〔戸祭(とまつり)〕の九助(きゅうすけ)(6)
「畑仕事が暇に時期には、百姓や水呑みは、大谷石(おおやいし)の切り出しにでると聞いたが---?」
轡(くつわ)をならべて宇都宮へ向かいながら、平蔵(へいぞう 33歳)が、郡(こおり)奉行所の代官見習い・羽太(はぶと)金吾(きんご 22歳)に語りかけた。
「石を切出ししているのは、大谷寺のある荒針(あれはり)村のほかには、その子(ね 北)つながりの岩原村と新里(にっさと)とですが、岩切り人全部が切り出しにあたるとはかぎりません」
「ほう---?」
「江戸や上方の問屋へご機嫌うかがいを兼ねて売りこみにいく者もあります」
「その旅の費(つい)えは---?」
「岩切り人仲間が持ちます」
「岩切り人仲間---のう」
岩切り人たちの組合のようなものであろうと、平蔵は理解した。
「戸祭(とまつり)村の九助(きゅうすけ)も、岩切り人仲間に入っていたろうか?」
「仲間に組みしていない者は、村では生きていけませぬ」
大谷寺の近くまで帰ってきた平蔵は、岩切り人仲間の世話役の名前を訊かせた。
九助が入っていたのは、岩原村ので、世話人は宇蔵(うぞう 42歳)とわかった。
切り出し現場まで呼びにやると、宇蔵はいぶかしげに戻ってきたが、羽太心得を認めると、とたんに腰を低くした。

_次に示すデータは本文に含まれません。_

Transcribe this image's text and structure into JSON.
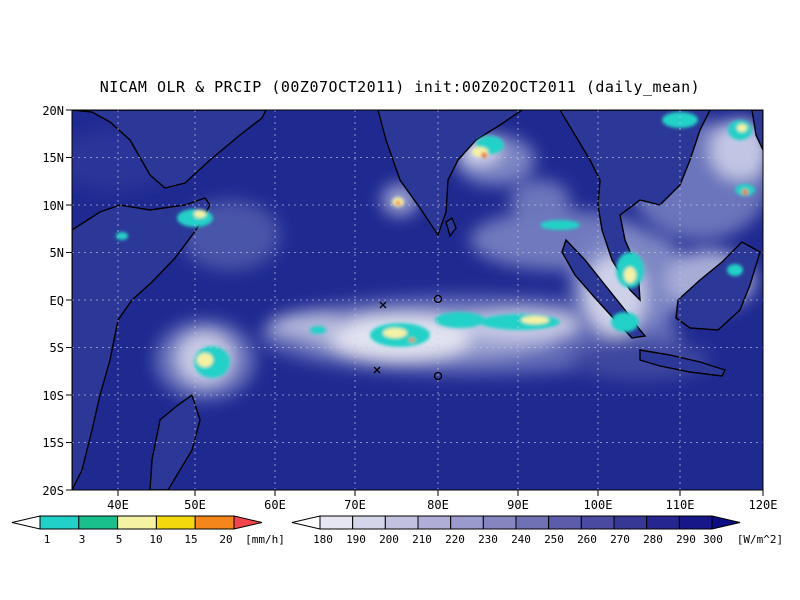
{
  "title": "NICAM OLR & PRCIP (00Z07OCT2011) init:00Z02OCT2011 (daily_mean)",
  "lat_labels": [
    "20N",
    "15N",
    "10N",
    "5N",
    "EQ",
    "5S",
    "10S",
    "15S",
    "20S"
  ],
  "lon_labels": [
    "40E",
    "50E",
    "60E",
    "70E",
    "80E",
    "90E",
    "100E",
    "110E",
    "120E"
  ],
  "precip_colorbar": {
    "ticks": [
      "1",
      "3",
      "5",
      "10",
      "15",
      "20"
    ],
    "unit": "[mm/h]",
    "colors": [
      "#ffffff",
      "#21d1c8",
      "#1ac08c",
      "#f6f2a4",
      "#f3d80e",
      "#f4861c",
      "#f2454e"
    ]
  },
  "olr_colorbar": {
    "ticks": [
      "180",
      "190",
      "200",
      "210",
      "220",
      "230",
      "240",
      "250",
      "260",
      "270",
      "280",
      "290",
      "300"
    ],
    "unit": "[W/m^2]",
    "colors": [
      "#ffffff",
      "#e6e6f2",
      "#d5d5ea",
      "#c2c2e0",
      "#aeaed6",
      "#9a9acc",
      "#8585c0",
      "#7070b4",
      "#5c5caa",
      "#4a4aa0",
      "#373796",
      "#262690",
      "#17178a",
      "#0c0c84"
    ]
  },
  "map_colors": {
    "ocean": "#1f2a91",
    "cloud": "#ffffff"
  }
}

「こちらは、ご在府の殿さまのご用で江戸からくだってみえた長谷川どのである。お尋ねのことには、ありていにお応えするように」
平蔵が、戸祭村の岩切り人であった九助は、売りこみに出ていたかと訊くと、
「はい。江戸から小田原までの問屋を受けもっておりました」
九助の旅の費えの書付けやら受けとり控えなどがのこっていたら、のこらず、今夕までに、下本陣へ持参するようにいいつけた。
本陣・篠崎伝右衛門方の門で馬を返しがてら、
「七ッ半(午後5時)までには、先刻の岩原村の世話人がいいつけたものをとどけてこよう。確かめがてら、一献、さしあげたいが---」
羽太心得は、一も二もなく、承(う)けた。
下級藩士たちは、そうとうに家計をきりつめさせられ、酒も満足には呑んでいない様子がうかがえた。
本陣で、羽太金吾と酌(く)みかわしていると、別の部屋で受けとりを調べていた松造(まつぞう 27歳)が、いくつかの紙片を手に入ってきた。
「ご苦労であった。ま、一杯やってから話すがよい」
金吾の酌を受け、
「殿、妙です。村抜けの3年前から、江戸での宿を、森川追分の〔越後屋〕にとっております」
「中山道口だな。日光街道からの安旅籠だと、小塚原か三味線堀あたりにとりそうなものだが--」
江戸の地理に不案内な金吾に、松造がかんたんな道筋を描いて説明した。